Ocena tego
bloga okazała się dla mnie wielkim wyzwaniem, nie tyle z powodu olbrzymiej
ilości tekstu, co tematyki. Mam
nadzieję, że przeczytałaś mój opis i zgłaszając się już, wiedziałaś, że mogę
być bardzo krytyczna.
1.
Pierwsze wrażenie (3/5)
Nazwa “reflexinthesky”, jest dość prosta, ale nie zdradza za wiele. Dodanie myślników mogłoby poprawić
przejrzystość i estetykę. Zdaję sobie sprawę, że istnieje spory problem z wolnymi
domenami, ale czasem wystarczy trochę pokombinować.
2. Wygląd (3/10)
W rzucającym
się oczy cytacie, nie widzę nic związanego z tematyką bloga. Kolorystyka jest tak jasna, że aż mdła.

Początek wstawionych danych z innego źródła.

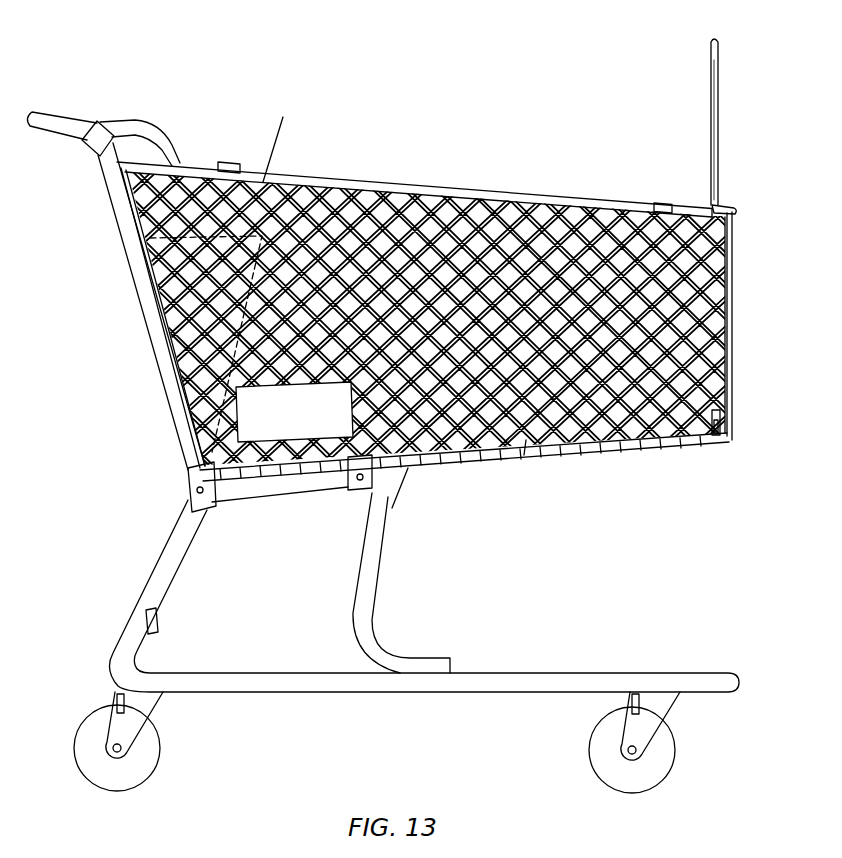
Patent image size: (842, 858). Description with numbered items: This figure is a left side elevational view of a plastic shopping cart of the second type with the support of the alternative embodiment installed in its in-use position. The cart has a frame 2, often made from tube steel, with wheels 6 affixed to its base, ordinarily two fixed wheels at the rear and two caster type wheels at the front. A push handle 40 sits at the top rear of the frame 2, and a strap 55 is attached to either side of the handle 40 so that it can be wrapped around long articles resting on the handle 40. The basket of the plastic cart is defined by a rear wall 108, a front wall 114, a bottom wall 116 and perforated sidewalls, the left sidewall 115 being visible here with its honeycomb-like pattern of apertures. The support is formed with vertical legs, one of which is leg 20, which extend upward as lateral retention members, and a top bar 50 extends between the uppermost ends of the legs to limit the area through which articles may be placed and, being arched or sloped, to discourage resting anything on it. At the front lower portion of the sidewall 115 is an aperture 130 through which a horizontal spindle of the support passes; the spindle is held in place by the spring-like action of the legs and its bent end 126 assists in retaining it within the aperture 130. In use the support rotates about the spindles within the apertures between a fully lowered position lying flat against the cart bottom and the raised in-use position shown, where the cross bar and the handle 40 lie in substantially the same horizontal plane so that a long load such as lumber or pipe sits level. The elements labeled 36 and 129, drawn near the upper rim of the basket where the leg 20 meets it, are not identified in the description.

The frame 2 is at (538, 676).
The wheels 6 is at (162, 752).
The vertical leg 20 is at (722, 140).
The post mounting cap 36 is at (737, 206).
The push handle 40 is at (44, 112).
The top bar 50 is at (722, 42).
The strap 55 is at (150, 125).
The rear wall 108 is at (133, 372).
The front wall 114 is at (744, 316).
The left sidewall 115 is at (530, 444).
The bottom wall 116 is at (460, 474).
The bent end 126 is at (736, 433).
The top rail hinge clip 129 is at (664, 200).
The aperture 130 is at (712, 440).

Brakuję mi czegokolwiek uderzającego, co przykułoby wzrok. Pozostawiłaś domyślną czcionkę, co trochę
psuje estetykę. Mogłabyś postawić na coś bardziej wyrazistego, co nadałoby
twojemu blogowi swoistego charakteru. Przejrzystość psuje przede wszystkim
chmara niepotrzebnych dodatków po prawej stronie. Zaczynając od niedziałającego
linka aż po Google translatora. W większości blogów brakuje odnośnika do
poprzednich postów. U ciebie mamy aż trzy: etykiety, archiwum i popularne posty
do wyboru. Czy to wszystko jest naprawdę niezbędne? Dodatkową przeszkodą są
zdjęcia pod postami, prowadzące do innych notek. Nie miałabym nic przeciwko
prostym odnośnikom, które stosowałaś na początku. Takie zdjęcia po prostu
odwracają uwagę od prawdziwej treści.
Plusami są czytelna czcionka i harmonijna kolorystyka. Jednak nic nie
przykuwa uwagi, ani nie zapada w pamięć.
3. Treść (12/20)
Jak już
wspomniałam sprawiłaś mi nie lada kłopot i przez długi czas zastanawiałam się
czy nie wystawić odmowy. Wciąż nie jestem pewna, czy dobrze zrobiłam, oceniając
tego bloga. Czy jestem dość dojrzałam,
by w tak intymny sposób wtargnąć w czyjeś życie i zachować dość dystansu, by
nie skrytykować przy okazji ciebie. Mam nadzieję, że mi się udało.
Szczerzę
mówiąc po przeczytaniu pierwszego postu już pisałam odmowę. To był dokładnie
taki blog, jakiego się obawiałam. To całkowicie niewyjaśniony urywek z życia.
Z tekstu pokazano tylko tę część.